The narrow house, typical of many on the West Bank, was divided into three stories with an impressive double metal door opening into a wide hallway. To the right was a reception room for guests, where lunch was served on a large central table with wooden benches down each side. The hallway led into a large kitchen or family room behind, which doubled as a bedroom for some of the children, with a cooking area beyond that – the domain of the women. Upstairs was an apartment for the eldest son, with another opposite and two more on the floor above, still in the early stages of construction. Mr Sayed explained that new floors were added to Egyptian houses as the sons became adults, and they would eventually live in these separate apartments with their own families. It all took time and building work was done whenever money became available. This is the reason why many Egyptian houses look unfinished, with iron girders sticking out above the roof level, always ready to have another floor built. I think that the maximum number of stories allowed is five. Each separate apartment had a lounge, bedroom, kitchen and shower-room behind its own front door. The interior floors were beautifully tiled throughout with large ceramic tiles, the cool floor-covering favoured by Egyptian families. We went up onto the roof, where we could see right down to the river and across to Luxor in the distance. To my surprise there were chickens kept up here too.

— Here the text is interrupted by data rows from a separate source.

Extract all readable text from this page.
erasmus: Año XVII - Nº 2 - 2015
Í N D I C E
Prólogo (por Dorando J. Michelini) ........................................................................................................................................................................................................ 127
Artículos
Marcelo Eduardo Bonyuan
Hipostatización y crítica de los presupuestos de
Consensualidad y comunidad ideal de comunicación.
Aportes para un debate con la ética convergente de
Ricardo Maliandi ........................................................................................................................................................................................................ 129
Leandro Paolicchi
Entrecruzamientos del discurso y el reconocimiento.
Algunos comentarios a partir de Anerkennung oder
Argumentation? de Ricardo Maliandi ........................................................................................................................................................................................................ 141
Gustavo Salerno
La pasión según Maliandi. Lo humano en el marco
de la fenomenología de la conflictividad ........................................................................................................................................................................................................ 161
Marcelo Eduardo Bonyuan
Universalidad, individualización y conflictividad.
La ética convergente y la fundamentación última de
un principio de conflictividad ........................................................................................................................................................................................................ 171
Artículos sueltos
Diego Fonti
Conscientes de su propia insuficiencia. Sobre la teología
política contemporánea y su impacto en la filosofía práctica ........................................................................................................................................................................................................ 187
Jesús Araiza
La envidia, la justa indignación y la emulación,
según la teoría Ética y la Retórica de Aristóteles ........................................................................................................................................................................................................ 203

Later in the day we took up another invitation, this time from Ali, one of our taxi drivers. All five of us crossed the river on the old passenger ferry to Geziret and were met by Ali with his taxi. He had wanted to show us a special place before dinner but wouldn’t tell us where, so we were intrigued as we drove up the road towards the monument area, turning right and then left into a wadi near Deir el-Medina. This, he told us, was called Gebel el-Alwan, the Valley of Colours. We walked up a narrow footpath in the valley bottom and there really were rocks and boulders of many different colours. Some of them had been broken open and we could see the powdery pigment colours of reds, browns and ochres which were used in ancient times to create the colourful tomb paintings. The path was also strewn with pieces of pottery and flints. I picked up a large flint and turned it over to look at the worked edge. It was much bigger than anything I’d seen at home and the napped edge was still quite sharp. I could feel the smoothed surface fit into my hand as it must have done thousands of years ago when some ancient worker used the tool. It was a fascinating walk.

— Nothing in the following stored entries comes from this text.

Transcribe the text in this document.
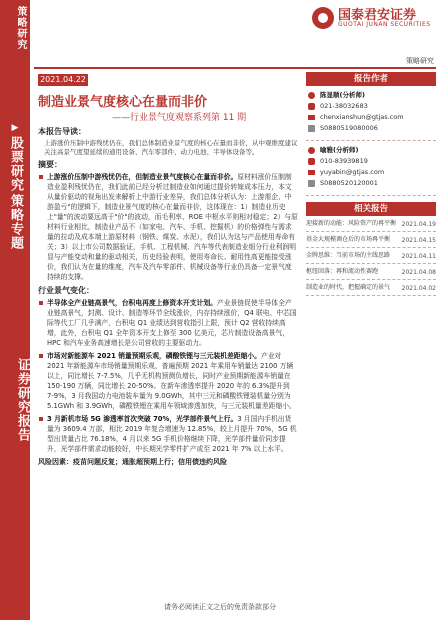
策略研究
▶
股票研究
策略专题
证券研究报告
国泰君安证券
GUOTAI JUNAN SECURITIES
策略研究
2021.04.22
制造业景气度核心在量而非价
——行业景气度观察系列第 11 期
本报告导读：
上游涨价压制中游残忧仍在，我们总体制造业景气度的核心在量而非价，从中观维度建议关注高景气度望延续的通用设备、汽车零部件、动力电池、半导体设备等。
摘要：
上游涨价压制中游残忧仍在，但制造业景气度核心在量而非价。原材料涨价压制制造业盈利残忧仍在，我们此前已经分析过制造业如何通过提价转嫁成本压力，本文从量价驱动的视角出发来解析上中游行业差异，我们总体分析认为：上游需企、中游盈亏"的逻辑下，制造业景气度的核心在量而非价，这体现在：1）制造业历史上"量"的波动要远高于"价"的波动，而毛利率、ROE 中枢水平则相对稳定；2）与原材料行业相比，制造业产品不（如家电、汽车、手机、挖掘机）的价格弹性与需求量的拉动及成本端上游原材料（钢铁、煤炭、水泥），我们认为这与产品使用寿命有关；3）以上市公司数据验证，手机、工程机械、汽车等代表制造业细分行业利润明显与产能变动和量的驱动相关，历史经验表明，使用寿命长、耐用性高更能接受涨价，我们认为在量的维度，汽车及汽车零部件、机械设备等行业仍具备一定景气度持续的支撑。
行业景气变化：
半导体全产业链高景气，台积电再度上修资本开支计划。产业景链促使半导体全产业链高景气，封测、设计、制造等环节全线涨价，内存持续涨价，Q4 联电、中芯国际等代工厂几乎满产，台积电 Q1 业绩达到营收指引上限，预计 Q2 营收持续高增，此外，台积电 Q1 全年资本开支上修至 300 亿美元，芯片制造设备高景气，HPC 和汽车业务高速增长是公司营收的主要驱动力。
市场对新能源车 2021 销量预期乐观，磷酸铁锂与三元装机差距缩小。产业对 2021 年新能源车市场销量预期乐观，普遍预期 2021 年乘用车销量达 2100 万辆以上，同比增长 7-7.5%，几乎无机构预测负增长，同时产业预期新能源车销量在 150-190 万辆，同比增长 20-50%。在新车渗透率提升 2020 年的 6.3%提升到 7-9%，3 月我国动力电池装车量为 9.0GWh，其中三元和磷酸铁锂装机量分别为 5.1GWh 和 3.9GWh，磷酸铁锂在乘用车领域渗透加快，与三元装机量差距缩小。
3 月新机市场 5G 渗透率首次突破 70%，光学部件景气上行。3 月国内手机出货量为 3609.4 万部，相比 2019 年复合增速为 12.85%，较上月提升 70%，5G 机型出货量占比 76.18%，4 月以来 5G 手机价格继续下降，光学部件量价同步提升，光学部件需求动能较好，中长期光学零件扩产或至 2021 年 7% 以上水平。
风险因素：疫苗问题反复；通胀超预期上行；信用债违约风险
报告作者
陈显顺(分析师)
021-38032683
chenxianshun@gtjas.com
S0880519080006
喻雅(分析师)
010-83939819
yuyabin@gtjas.com
S0880520120001
相关报告
迎接新的动能：风险资产的再平衡 2021.04.19
基金大规模调仓后的市场再平衡	2021.04.15
金牌思维：当前市场的主线思路	2021.04.11
枢纽回落：再和流动性赛跑	2021.04.08
制造业的时代，把握确定的景气	2021.04.02
请务必阅读正文之后的免责条款部分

Ali had arranged a meal for us all at the Cafeteria Mohammed, a tiny local restaurant near Medinet Habu. We walked through a little garden, washed our hands under a tap and into a room which seemed more like someone’s house than a restaurant. We seemed to be the only people eating here tonight. Ali ordered dish after dish of amazing Egyptian food – far more than six of us could do justice to and he insisted we try a little of every dish. It is always a bit of a problem explaining that I am a vegetarian in Egypt, as so many dishes are based on meat or chicken, but there are always just as many vegetable and rice dishes to sample and a huge pile of baladi (local) flat bread. It was all delicious. Ali wouldn’t let us pay for anything as he said we were his guests and he probably spent more than he’d earned from our taxi rides. We would have to think of another way to make it up to him!